From the lookout point on the hill of Glavica at St.Anthony’s church the Korcula archipelago, encompassing 20 small islands, can be seen. Ancient Roman rock mining on the islands of Vrnik and Badija was a way of life as the valued natural resource was used in the building of monumental architectural masterpieces such as the great walls in Dubrovnik, the White House and parts of Venice. A large part of Vrnik is missing as tons and tons of rocks were extracted from the island. The Island of Badija today is a favorite tourist destination for day trippers interested in exploring the uninhabited island. A 20 minute taxi-boat takes you to the island where you can enjoy uncovering the Franciscan Monastery and experience nature and tranquility at its finest.
Within the city walls the list of notable historical remains is never ending and one would truly need to stay in Korcula for an insignificant period of time to learn about all the historical architectural masterpieces and ancient relics. The main attractions would be the Cathedral of St.Mark’s with bell tower, the Bishop’s Palace from the 17th century, Gabrielis Palace and the town museum from the 16th century and the Chapel of Our Lady dating back to 1531.
Interesting facts compiled from a tumultuous and fascinating history are infinite. I learned that the city was constructed in a fishbone like structure to adapt to the warm southern winds, Jugo and the strong northern winds, Bura (western facing roads benefit from warm winds and eastern facing roads are protected from cold and viscious winds). Another interesting fact was that in 1863 the defensive walls in Korcula were all shortened as the inhabitants believed attacks were no longer a threat. I also learnt that when the Turks invaded this region in the 15th century a bad storm actually saved the island of Korcula as ghastly sea conditions resulted in the sinking of the Turkish ships and unlike its neighboring island of Hvar, Korculans were saved.

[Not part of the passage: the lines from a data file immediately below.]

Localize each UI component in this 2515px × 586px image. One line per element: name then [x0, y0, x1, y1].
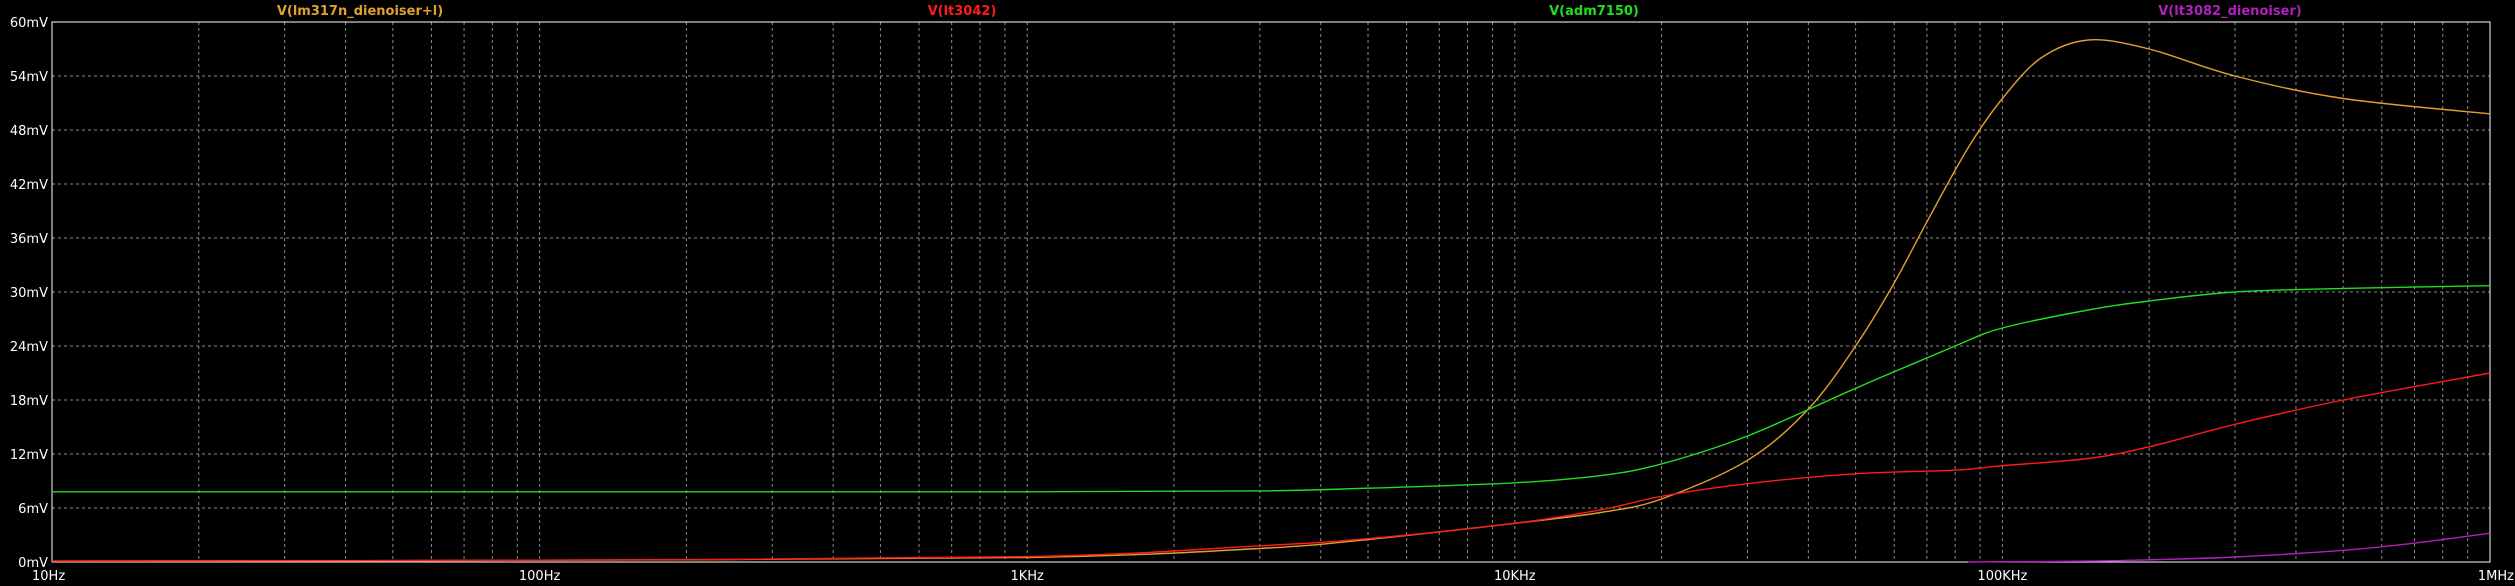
series-line-v-lm317n-dienoiser-l[interactable]: [51, 39, 2491, 562]
axes-layer: 0mV6mV12mV18mV24mV30mV36mV42mV48mV54mV60…: [10, 16, 2514, 584]
y-tick-label: 60mV: [10, 16, 48, 31]
legend-entry-v-lt3042[interactable]: V(lt3042): [928, 4, 997, 19]
x-tick-label: 1MHz: [2478, 569, 2514, 584]
y-tick-label: 54mV: [10, 70, 48, 85]
y-tick-label: 36mV: [10, 232, 48, 247]
x-tick-label: 1KHz: [1010, 569, 1044, 584]
legend-entry-v-lt3082-dienoiser[interactable]: V(lt3082_dienoiser): [2158, 4, 2301, 19]
legend-layer[interactable]: V(lm317n_dienoiser+l) V(lt3042) V(adm7150)…: [277, 4, 2302, 19]
y-tick-label: 18mV: [10, 394, 48, 409]
x-tick-label: 10Hz: [32, 569, 65, 584]
legend-entry-v-lm317n-dienoiser-l[interactable]: V(lm317n_dienoiser+l): [277, 4, 443, 19]
x-tick-label: 100Hz: [519, 569, 561, 584]
y-tick-label: 42mV: [10, 178, 48, 193]
series-layer[interactable]: [51, 39, 2491, 563]
y-tick-label: 6mV: [18, 502, 48, 517]
x-tick-label: 100KHz: [1977, 569, 2027, 584]
y-tick-label: 12mV: [10, 448, 48, 463]
grid-layer: [52, 22, 2490, 562]
chart-container: 0mV 6mV 12mV 18mV 24mV 30mV 36mV 42mV 48mV 54mV 60…: [0, 0, 2515, 586]
x-tick-label: 10KHz: [1494, 569, 1536, 584]
y-tick-label: 30mV: [10, 286, 48, 301]
series-line-v-adm7150[interactable]: [52, 285, 2491, 493]
series-line-v-lt3042[interactable]: [51, 372, 2491, 562]
y-tick-label: 24mV: [10, 340, 48, 355]
y-tick-label: 48mV: [10, 124, 48, 139]
chart-svg: 0mV6mV12mV18mV24mV30mV36mV42mV48mV54mV60…: [10, 4, 2514, 584]
legend-entry-v-adm7150[interactable]: V(adm7150): [1549, 4, 1639, 19]
series-line-v-lt3082-dienoiser[interactable]: [1967, 532, 2491, 563]
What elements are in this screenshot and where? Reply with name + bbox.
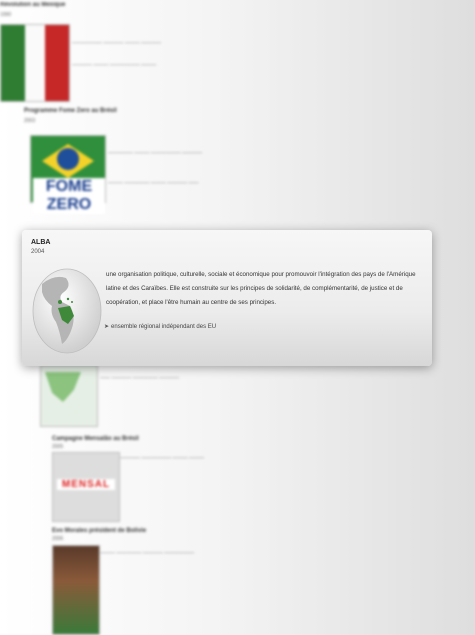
globe-icon (32, 268, 102, 354)
bg-entry-year: 2006 (52, 536, 64, 542)
mensal-banner-text: MENSAL (57, 479, 115, 490)
mexico-flag-thumbnail[interactable] (0, 24, 70, 102)
bg-entry-heading: Campagne Mensalão au Brésil (52, 436, 139, 442)
bg-text-lines: ———— ——— —————— ——— (72, 62, 157, 68)
bg-text-lines: ——— ————— ——— ———— —— (108, 180, 199, 186)
morales-photo-thumbnail[interactable] (52, 545, 100, 635)
bg-text-lines: ———— —————— ——— ——— (120, 455, 205, 461)
bg-text-lines: —— ———— ————— ———— (100, 375, 180, 381)
arrow-right-icon: ➤ (104, 324, 110, 330)
region-map-thumbnail[interactable] (40, 365, 98, 427)
bg-text-lines: ——— ————— ———— —————— (100, 550, 195, 556)
bg-text-lines: ————— ——— —————— ———— (108, 150, 203, 156)
mensalao-thumbnail[interactable]: MENSAL (52, 452, 120, 522)
bg-entry-heading: Révolution au Mexique (0, 2, 66, 8)
globe-map-image (32, 266, 102, 354)
event-description: une organisation politique, culturelle, … (106, 271, 416, 306)
related-link[interactable]: ➤ ensemble régional indépendant des EU (104, 323, 216, 330)
map-land-shape (45, 372, 81, 402)
related-link-label: ensemble régional indépendant des EU (111, 324, 217, 330)
brazil-flag-globe (57, 148, 79, 170)
event-year: 2004 (31, 249, 45, 255)
bg-entry-heading: Evo Morales président de Bolivie (52, 528, 147, 534)
bg-text-lines: —————— ———— ——— ———— (72, 40, 162, 46)
bg-entry-heading: Programme Fome Zero au Brésil (24, 108, 117, 114)
timeline-event-card[interactable]: ALBA 2004 une organisation politique, cu… (22, 230, 432, 366)
bg-entry-year: 2003 (24, 118, 36, 124)
event-title: ALBA (31, 239, 51, 246)
bg-entry-year: 2005 (52, 444, 64, 450)
fome-zero-logo-text: FOME ZERO (33, 178, 105, 214)
bg-entry-year: 1990 (0, 12, 12, 18)
fome-zero-logo-thumbnail[interactable]: FOME ZERO (30, 135, 106, 214)
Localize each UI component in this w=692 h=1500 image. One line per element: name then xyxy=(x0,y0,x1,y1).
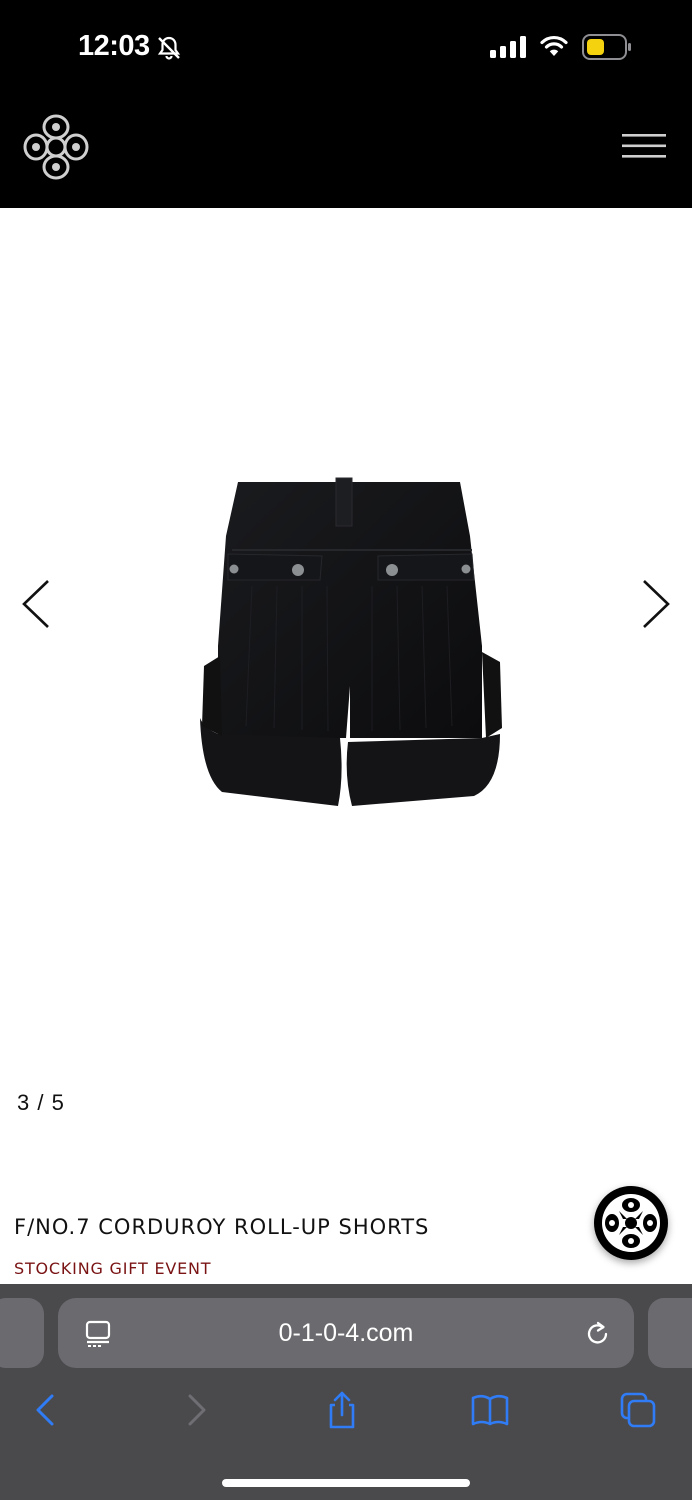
chevron-left-icon[interactable] xyxy=(18,578,54,630)
gallery-counter: 3 / 5 xyxy=(17,1090,65,1115)
chat-widget-button[interactable] xyxy=(594,1186,668,1260)
hamburger-menu-icon[interactable] xyxy=(622,133,666,159)
cellular-signal-icon xyxy=(490,36,526,58)
bell-slash-icon xyxy=(157,36,181,60)
reload-icon[interactable] xyxy=(584,1318,612,1348)
status-time: 12:03 xyxy=(78,30,150,62)
tabs-icon[interactable] xyxy=(618,1390,658,1430)
brand-logo[interactable] xyxy=(22,112,90,182)
url-text[interactable]: 0-1-0-4.com xyxy=(58,1319,634,1348)
chat-logo-icon xyxy=(602,1194,660,1252)
product-gallery[interactable] xyxy=(0,208,692,1078)
bookmarks-icon[interactable] xyxy=(470,1390,510,1430)
product-title: F/NO.7 CORDUROY ROLL-UP SHORTS xyxy=(14,1215,430,1239)
forward-icon[interactable] xyxy=(176,1390,216,1430)
event-label[interactable]: STOCKING GIFT EVENT xyxy=(14,1259,211,1278)
status-bar: 12:03 xyxy=(0,0,692,95)
wifi-icon xyxy=(540,35,568,56)
home-indicator[interactable] xyxy=(222,1479,470,1487)
chevron-right-icon[interactable] xyxy=(638,578,674,630)
address-bar[interactable]: 0-1-0-4.com xyxy=(58,1298,634,1368)
battery-low-power-icon xyxy=(582,34,631,60)
share-icon[interactable] xyxy=(322,1390,362,1430)
previous-tab-preview[interactable] xyxy=(0,1298,44,1368)
site-header xyxy=(0,95,692,208)
browser-toolbar: 0-1-0-4.com xyxy=(0,1284,692,1500)
product-image xyxy=(200,477,502,806)
back-icon[interactable] xyxy=(26,1390,66,1430)
next-tab-preview[interactable] xyxy=(648,1298,692,1368)
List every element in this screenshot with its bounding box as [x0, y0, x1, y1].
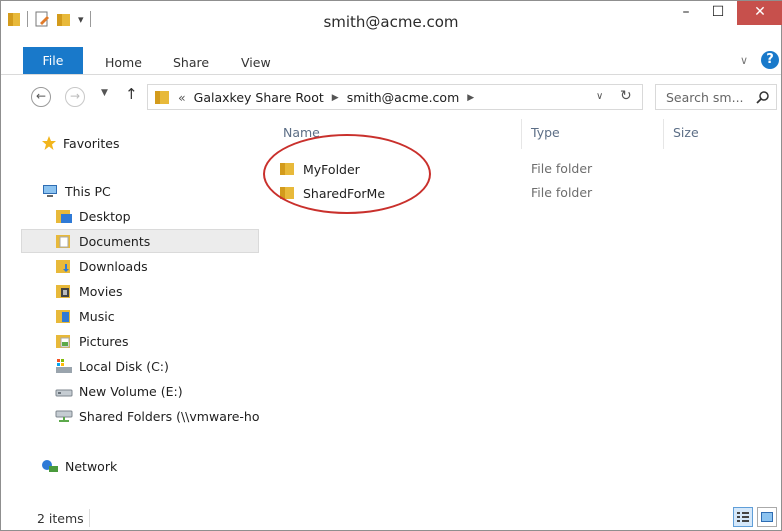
sidebar-item-label: Downloads	[79, 258, 148, 274]
documents-folder-icon	[56, 235, 70, 248]
status-bar: 2 items	[1, 503, 781, 531]
sidebar-item-label: Desktop	[79, 208, 131, 224]
breadcrumb-galaxkey-share-root[interactable]: Galaxkey Share Root	[194, 90, 324, 105]
back-button[interactable]: ←	[31, 87, 51, 107]
music-folder-icon	[56, 310, 70, 323]
sidebar-item-label: Network	[65, 458, 118, 474]
sidebar-item-this-pc[interactable]: This PC	[41, 179, 111, 203]
file-type: File folder	[531, 161, 593, 176]
tab-view[interactable]: View	[241, 55, 271, 70]
window-title: smith@acme.com	[323, 13, 459, 31]
sidebar-item-label: New Volume (E:)	[79, 383, 183, 399]
computer-icon	[43, 185, 57, 197]
sidebar-item-downloads[interactable]: Downloads	[55, 254, 148, 278]
sidebar-item-label: Music	[79, 308, 115, 324]
movies-folder-icon	[56, 285, 70, 298]
sidebar-item-music[interactable]: Music	[55, 304, 115, 328]
address-bar[interactable]: « Galaxkey Share Root ▶ smith@acme.com ▶…	[147, 84, 643, 110]
sidebar-item-desktop[interactable]: Desktop	[55, 204, 131, 228]
sidebar-item-network[interactable]: Network	[41, 454, 117, 478]
sidebar-item-label: Documents	[79, 233, 151, 249]
folder-icon	[155, 91, 169, 104]
network-icon	[42, 460, 58, 472]
column-header-size[interactable]: Size	[673, 125, 699, 140]
navigation-bar: ← → ▼ ↑ « Galaxkey Share Root ▶ smith@ac…	[1, 79, 781, 113]
search-icon[interactable]	[756, 90, 770, 104]
sidebar-item-new-volume[interactable]: New Volume (E:)	[55, 379, 183, 403]
help-button[interactable]: ?	[761, 51, 779, 69]
navigation-pane: Favorites This PC Desktop Documents Down…	[1, 119, 263, 501]
sidebar-item-label: Favorites	[63, 135, 120, 151]
tab-file[interactable]: File	[23, 47, 83, 74]
sidebar-item-local-disk[interactable]: Local Disk (C:)	[55, 354, 169, 378]
search-placeholder: Search sm...	[666, 90, 744, 105]
maximize-button[interactable]: ☐	[703, 1, 733, 25]
large-icons-view-button[interactable]	[757, 507, 777, 527]
ribbon: File Home Share View ∨ ?	[1, 47, 781, 75]
sidebar-item-label: Shared Folders (\\vmware-ho	[79, 408, 260, 424]
explorer-window: ▾ smith@acme.com – ☐ ✕ File Home Share V…	[0, 0, 782, 531]
title-bar: ▾ smith@acme.com – ☐ ✕	[1, 1, 782, 39]
tab-share[interactable]: Share	[173, 55, 209, 70]
tab-home[interactable]: Home	[105, 55, 142, 70]
sidebar-item-favorites[interactable]: Favorites	[41, 131, 119, 155]
sidebar-item-label: Pictures	[79, 333, 129, 349]
refresh-icon[interactable]: ↻	[620, 88, 632, 104]
large-icons-view-icon	[761, 512, 773, 522]
sidebar-item-label: Movies	[79, 283, 123, 299]
forward-button[interactable]: →	[65, 87, 85, 107]
sidebar-item-movies[interactable]: Movies	[55, 279, 123, 303]
sidebar-item-pictures[interactable]: Pictures	[55, 329, 129, 353]
column-header-type[interactable]: Type	[531, 125, 560, 140]
network-drive-icon	[55, 410, 73, 422]
local-disk-icon	[56, 359, 72, 373]
details-view-icon	[737, 512, 749, 522]
expand-ribbon-chevron-icon[interactable]: ∨	[740, 54, 748, 67]
file-type: File folder	[531, 185, 593, 200]
sidebar-item-shared-folders[interactable]: Shared Folders (\\vmware-ho	[55, 404, 261, 428]
up-button[interactable]: ↑	[125, 85, 138, 103]
sidebar-item-label: Local Disk (C:)	[79, 358, 169, 374]
desktop-folder-icon	[56, 210, 72, 223]
drive-icon	[55, 389, 73, 397]
highlight-ellipse	[263, 134, 431, 214]
item-count: 2 items	[37, 511, 84, 526]
search-input[interactable]: Search sm...	[655, 84, 777, 110]
sidebar-item-label: This PC	[65, 183, 111, 199]
downloads-folder-icon	[56, 260, 70, 273]
breadcrumb-chevron-icon[interactable]: ▶	[467, 93, 474, 103]
breadcrumb-chevron-icon[interactable]: ▶	[332, 93, 339, 103]
minimize-button[interactable]: –	[671, 1, 701, 25]
address-dropdown-icon[interactable]: ∨	[596, 91, 603, 102]
sidebar-item-documents[interactable]: Documents	[21, 229, 259, 253]
star-icon	[42, 136, 56, 150]
recent-locations-chevron-icon[interactable]: ▼	[101, 88, 108, 98]
status-divider	[89, 509, 90, 527]
close-button[interactable]: ✕	[737, 1, 782, 25]
breadcrumb-smith-acme[interactable]: smith@acme.com	[347, 90, 460, 105]
column-divider[interactable]	[663, 119, 664, 149]
details-view-button[interactable]	[733, 507, 753, 527]
pictures-folder-icon	[56, 335, 70, 348]
column-divider[interactable]	[521, 119, 522, 149]
breadcrumb-overflow[interactable]: «	[178, 90, 186, 105]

Immense historical masterpieces and quaint city streets today provide the ideal backdrop for tourists who enjoy in cultural manifestations and gastronomical specialties during the warm summer months. Most impressive was the Korkyra Baroque Music Festival which took place for the first time in the summer of 2012. The feedback received was positively surprising and indicative of making this festival an annual event. For ten days straight, at the end of the summer, the city transforms into a musical sanctuary where all the main churches set the stage for numerous international performers, orchestras, and musicians. Other entertainment programs, fishermen nights and not to be forgotten extremely hospitable hosts add to the magnificence of this truly spectacular destination. Summer, Spring, Fall or Winter, Korcula is a fascinating city situated on a beautiful island, it has undeniably become one of my favorite Mediterranean places to visit.